In his last major policy speech before leaving office next week, Johnson said the spike in gas prices driven by Russian President Vladimir Putin’s invasion of Ukraine shows why new nuclear generation capacity is needed in the UK.
The new reactor at the Sizewell site in Suffolk is expected to be built in partnership with French energy firm EDF and could power the equivalent of about 6 million homes.
Almost half of the UK’s current nuclear capacity is due to be decommissioned by 2025.
Johnson said there had been a “paralysis over British nuclear energy,” blaming successive governments for failing to invest in new reactors.

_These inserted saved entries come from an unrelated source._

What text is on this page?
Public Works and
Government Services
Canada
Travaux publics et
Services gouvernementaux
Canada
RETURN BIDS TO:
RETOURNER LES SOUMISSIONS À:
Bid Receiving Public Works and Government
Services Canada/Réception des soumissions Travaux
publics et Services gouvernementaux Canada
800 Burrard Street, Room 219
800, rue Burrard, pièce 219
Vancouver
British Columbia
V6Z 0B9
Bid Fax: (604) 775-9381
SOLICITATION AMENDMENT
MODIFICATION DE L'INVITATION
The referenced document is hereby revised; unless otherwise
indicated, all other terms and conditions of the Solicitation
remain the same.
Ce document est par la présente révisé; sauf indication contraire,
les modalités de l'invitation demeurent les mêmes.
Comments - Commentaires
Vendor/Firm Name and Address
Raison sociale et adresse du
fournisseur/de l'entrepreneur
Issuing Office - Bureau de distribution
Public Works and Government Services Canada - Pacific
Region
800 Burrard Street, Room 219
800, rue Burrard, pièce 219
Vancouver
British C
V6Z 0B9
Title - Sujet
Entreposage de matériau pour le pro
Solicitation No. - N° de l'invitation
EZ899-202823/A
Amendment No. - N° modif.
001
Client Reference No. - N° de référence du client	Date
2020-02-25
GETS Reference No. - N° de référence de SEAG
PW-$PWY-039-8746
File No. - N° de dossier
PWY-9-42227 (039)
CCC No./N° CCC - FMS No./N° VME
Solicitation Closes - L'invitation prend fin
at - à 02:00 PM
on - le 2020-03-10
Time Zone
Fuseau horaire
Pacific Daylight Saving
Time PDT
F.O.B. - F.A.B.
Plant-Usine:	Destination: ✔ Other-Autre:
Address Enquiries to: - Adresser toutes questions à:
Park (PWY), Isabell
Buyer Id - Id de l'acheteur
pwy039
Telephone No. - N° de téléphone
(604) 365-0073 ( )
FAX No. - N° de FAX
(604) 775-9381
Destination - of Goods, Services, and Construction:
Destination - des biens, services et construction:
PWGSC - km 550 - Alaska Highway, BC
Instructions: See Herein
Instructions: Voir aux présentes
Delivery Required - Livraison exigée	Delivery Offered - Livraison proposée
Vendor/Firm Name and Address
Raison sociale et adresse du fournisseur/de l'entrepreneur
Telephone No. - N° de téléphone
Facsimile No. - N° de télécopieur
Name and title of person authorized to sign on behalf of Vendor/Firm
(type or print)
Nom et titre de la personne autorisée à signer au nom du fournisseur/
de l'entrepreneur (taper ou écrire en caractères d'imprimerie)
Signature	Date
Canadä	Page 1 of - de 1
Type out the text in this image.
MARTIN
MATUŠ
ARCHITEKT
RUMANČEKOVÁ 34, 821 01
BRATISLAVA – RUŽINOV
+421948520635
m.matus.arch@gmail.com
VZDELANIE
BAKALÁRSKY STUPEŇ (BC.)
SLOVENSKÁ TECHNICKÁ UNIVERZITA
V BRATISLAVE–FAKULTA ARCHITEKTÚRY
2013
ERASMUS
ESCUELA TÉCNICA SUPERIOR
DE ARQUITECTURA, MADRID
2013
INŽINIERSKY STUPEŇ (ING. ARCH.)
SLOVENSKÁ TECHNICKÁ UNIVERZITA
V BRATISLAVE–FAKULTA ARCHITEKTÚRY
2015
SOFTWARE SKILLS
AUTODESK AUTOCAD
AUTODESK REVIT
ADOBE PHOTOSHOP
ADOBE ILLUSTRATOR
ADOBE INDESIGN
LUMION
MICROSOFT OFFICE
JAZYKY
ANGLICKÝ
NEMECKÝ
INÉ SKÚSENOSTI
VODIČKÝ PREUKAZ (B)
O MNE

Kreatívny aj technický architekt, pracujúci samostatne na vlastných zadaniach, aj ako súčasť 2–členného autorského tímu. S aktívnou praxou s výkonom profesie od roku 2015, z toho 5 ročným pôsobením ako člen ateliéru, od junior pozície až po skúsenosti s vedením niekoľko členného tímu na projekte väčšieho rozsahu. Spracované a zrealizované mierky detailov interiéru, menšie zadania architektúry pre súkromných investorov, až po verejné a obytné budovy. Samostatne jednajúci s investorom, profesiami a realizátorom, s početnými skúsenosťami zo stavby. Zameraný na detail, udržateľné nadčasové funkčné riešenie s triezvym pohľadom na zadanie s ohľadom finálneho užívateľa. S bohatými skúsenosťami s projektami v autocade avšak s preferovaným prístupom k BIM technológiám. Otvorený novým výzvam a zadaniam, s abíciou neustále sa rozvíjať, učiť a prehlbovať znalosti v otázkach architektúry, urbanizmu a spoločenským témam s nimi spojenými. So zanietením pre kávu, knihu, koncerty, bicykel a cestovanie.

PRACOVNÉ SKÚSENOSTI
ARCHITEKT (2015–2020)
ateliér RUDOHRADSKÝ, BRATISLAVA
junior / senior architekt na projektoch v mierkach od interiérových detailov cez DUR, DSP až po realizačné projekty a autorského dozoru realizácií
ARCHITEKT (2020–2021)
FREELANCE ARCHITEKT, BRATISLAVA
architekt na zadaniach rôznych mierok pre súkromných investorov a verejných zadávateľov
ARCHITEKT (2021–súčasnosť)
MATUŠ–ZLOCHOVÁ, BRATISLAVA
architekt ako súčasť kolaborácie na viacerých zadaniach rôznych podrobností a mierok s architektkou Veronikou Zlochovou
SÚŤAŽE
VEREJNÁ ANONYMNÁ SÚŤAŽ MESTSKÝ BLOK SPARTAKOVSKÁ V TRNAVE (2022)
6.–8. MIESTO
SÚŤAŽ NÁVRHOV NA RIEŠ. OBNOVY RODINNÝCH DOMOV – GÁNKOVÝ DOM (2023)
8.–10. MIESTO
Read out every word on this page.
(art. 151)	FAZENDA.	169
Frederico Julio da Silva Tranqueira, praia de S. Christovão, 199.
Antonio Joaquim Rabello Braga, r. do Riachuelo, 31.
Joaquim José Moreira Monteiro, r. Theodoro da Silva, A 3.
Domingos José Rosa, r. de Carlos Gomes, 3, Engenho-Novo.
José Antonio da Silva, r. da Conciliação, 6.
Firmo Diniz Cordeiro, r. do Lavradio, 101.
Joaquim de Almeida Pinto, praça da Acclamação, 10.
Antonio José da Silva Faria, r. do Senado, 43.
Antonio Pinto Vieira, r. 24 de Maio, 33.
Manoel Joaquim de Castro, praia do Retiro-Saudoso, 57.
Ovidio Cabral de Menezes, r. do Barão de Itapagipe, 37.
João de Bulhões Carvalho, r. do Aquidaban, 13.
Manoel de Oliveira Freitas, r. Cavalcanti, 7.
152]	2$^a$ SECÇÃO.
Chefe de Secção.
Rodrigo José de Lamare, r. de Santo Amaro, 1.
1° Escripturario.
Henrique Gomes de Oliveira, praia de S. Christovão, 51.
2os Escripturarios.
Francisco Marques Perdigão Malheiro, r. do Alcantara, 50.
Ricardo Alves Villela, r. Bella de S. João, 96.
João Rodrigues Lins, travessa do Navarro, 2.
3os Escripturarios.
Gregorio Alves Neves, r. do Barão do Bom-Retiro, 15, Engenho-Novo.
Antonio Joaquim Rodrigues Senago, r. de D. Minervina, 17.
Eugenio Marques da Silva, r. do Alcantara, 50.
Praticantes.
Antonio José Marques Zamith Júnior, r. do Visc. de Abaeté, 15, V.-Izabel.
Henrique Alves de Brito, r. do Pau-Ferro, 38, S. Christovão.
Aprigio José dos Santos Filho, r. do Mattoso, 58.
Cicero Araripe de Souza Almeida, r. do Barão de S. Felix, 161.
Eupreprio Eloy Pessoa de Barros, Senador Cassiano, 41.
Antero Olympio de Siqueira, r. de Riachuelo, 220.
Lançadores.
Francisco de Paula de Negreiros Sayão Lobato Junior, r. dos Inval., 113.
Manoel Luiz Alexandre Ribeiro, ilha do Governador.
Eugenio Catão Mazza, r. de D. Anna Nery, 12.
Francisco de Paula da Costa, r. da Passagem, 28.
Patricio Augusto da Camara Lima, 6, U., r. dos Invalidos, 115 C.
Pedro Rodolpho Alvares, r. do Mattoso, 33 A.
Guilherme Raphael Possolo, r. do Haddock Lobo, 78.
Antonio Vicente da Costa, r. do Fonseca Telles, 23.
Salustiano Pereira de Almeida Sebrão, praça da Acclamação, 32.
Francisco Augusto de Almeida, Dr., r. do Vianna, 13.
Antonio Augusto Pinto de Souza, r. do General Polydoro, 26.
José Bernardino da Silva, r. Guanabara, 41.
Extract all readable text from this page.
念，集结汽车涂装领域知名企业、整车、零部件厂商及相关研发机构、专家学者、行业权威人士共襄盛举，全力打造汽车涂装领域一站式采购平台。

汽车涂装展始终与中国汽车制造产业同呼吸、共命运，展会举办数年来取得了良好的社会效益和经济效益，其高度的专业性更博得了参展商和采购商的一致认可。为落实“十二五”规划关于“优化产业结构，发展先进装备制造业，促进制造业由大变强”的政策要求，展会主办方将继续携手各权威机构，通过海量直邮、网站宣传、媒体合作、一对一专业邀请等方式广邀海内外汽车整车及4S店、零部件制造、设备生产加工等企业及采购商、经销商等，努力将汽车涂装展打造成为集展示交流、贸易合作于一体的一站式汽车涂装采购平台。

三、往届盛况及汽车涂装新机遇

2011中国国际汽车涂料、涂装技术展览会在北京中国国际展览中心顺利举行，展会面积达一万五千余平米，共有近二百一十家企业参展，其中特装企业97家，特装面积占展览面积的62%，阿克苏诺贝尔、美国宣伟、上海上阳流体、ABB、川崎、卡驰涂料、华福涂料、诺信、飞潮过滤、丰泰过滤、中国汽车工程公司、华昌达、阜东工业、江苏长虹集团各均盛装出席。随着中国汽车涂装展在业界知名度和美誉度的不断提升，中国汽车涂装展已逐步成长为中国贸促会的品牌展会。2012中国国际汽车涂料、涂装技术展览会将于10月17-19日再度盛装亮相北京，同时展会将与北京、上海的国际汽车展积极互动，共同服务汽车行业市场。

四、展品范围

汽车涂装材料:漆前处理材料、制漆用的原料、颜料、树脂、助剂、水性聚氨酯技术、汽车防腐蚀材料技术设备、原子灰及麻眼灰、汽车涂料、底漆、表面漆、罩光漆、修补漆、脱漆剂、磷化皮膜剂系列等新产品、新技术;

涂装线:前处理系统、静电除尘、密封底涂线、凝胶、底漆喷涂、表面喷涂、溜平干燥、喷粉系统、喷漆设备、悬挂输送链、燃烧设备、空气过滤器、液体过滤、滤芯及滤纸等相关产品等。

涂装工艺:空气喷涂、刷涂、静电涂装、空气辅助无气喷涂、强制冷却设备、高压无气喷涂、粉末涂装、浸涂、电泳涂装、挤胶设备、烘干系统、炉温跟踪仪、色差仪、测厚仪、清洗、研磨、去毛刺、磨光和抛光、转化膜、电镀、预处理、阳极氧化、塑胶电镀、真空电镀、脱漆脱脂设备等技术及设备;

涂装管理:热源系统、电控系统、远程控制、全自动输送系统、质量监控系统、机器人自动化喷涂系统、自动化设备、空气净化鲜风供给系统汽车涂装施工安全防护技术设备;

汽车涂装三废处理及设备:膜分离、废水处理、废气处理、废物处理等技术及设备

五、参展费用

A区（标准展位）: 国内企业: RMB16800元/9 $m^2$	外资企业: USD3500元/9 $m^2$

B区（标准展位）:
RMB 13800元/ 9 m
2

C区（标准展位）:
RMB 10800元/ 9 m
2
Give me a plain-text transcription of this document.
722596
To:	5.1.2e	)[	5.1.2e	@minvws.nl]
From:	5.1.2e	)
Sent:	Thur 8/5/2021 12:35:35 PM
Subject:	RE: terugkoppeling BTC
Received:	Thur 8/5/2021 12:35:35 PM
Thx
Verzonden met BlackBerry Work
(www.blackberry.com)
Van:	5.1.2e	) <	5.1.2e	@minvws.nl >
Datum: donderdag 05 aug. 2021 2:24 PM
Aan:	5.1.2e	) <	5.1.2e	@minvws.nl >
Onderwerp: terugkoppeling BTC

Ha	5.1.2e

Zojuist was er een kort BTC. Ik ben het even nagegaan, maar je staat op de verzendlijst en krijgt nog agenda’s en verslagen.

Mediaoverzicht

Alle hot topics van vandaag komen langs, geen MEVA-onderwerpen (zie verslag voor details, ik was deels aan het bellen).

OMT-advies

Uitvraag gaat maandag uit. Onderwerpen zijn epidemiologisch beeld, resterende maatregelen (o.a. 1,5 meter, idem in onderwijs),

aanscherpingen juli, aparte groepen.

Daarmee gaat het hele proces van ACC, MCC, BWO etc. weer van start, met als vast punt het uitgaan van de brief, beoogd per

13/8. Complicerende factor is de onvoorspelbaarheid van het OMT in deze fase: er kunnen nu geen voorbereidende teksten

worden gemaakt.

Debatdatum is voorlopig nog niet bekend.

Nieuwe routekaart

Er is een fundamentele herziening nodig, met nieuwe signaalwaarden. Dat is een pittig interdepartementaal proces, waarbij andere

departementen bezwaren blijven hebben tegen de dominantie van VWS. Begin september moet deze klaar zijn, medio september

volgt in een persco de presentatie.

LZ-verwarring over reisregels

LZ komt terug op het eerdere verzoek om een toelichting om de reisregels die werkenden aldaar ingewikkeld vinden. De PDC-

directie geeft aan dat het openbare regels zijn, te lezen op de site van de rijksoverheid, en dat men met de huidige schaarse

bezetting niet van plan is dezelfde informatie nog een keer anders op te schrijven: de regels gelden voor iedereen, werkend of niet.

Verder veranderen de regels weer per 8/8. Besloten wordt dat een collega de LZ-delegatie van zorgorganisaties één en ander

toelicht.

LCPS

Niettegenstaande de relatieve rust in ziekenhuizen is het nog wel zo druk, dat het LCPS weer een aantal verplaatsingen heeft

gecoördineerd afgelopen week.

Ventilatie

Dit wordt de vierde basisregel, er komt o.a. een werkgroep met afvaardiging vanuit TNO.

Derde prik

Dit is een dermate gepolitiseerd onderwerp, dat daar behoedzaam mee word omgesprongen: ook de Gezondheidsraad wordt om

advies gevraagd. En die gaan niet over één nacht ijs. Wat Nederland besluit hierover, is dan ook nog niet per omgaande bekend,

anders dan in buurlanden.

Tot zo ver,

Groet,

“Yes, nuclear always looks—when you begin—it always looks relatively expensive to build and to run,” he said. “But look at what’s happening today, look at the results of Putin’s war. It is certainly cheap by comparison with hydrocarbons today.”
“Let’s think about the future, let’s think about our kids and our grandchildren, about the next generation,” he said.
Chinese Investment
The UK government gave the go-ahead to the Sizewell C project in July.The project, which is expected to cost £20 billion ($24 billion), will be mainly funded by the French energy company EDF, but the Chinese state-owned China General Nuclear Power Group (CGN) also has a 20 percent stake.
CGN is also developing the Hinkley Point C, the only new nuclear plant currently under construction in the UK, jointly with EDF.
China’s involvement in nuclear power in the UK dates back to an agreement endorsed by then-Prime Minister David Cameron and Chinese leader Xi Jinping in 2015. The UK government’s appetite for Chinese investment in infrastructure has since soured.
In 2020, the UK government reversed its position on Huawei, banning the Chinese telecom giant from its 5G mobile phone network.
Under mounting pressure from the United States and prominent Conservative backbenchers, the government indicated a growing appetite to cut CGN out from the Sizewell C project.
The government announced a new financing model in October 2021 that provides a mechanism to squeeze CGN out of Sizewell without invoking national security laws that would likely crank up tensions with Beijing.
With the new model, EDF will be able to forge new partnerships with alternative private investors.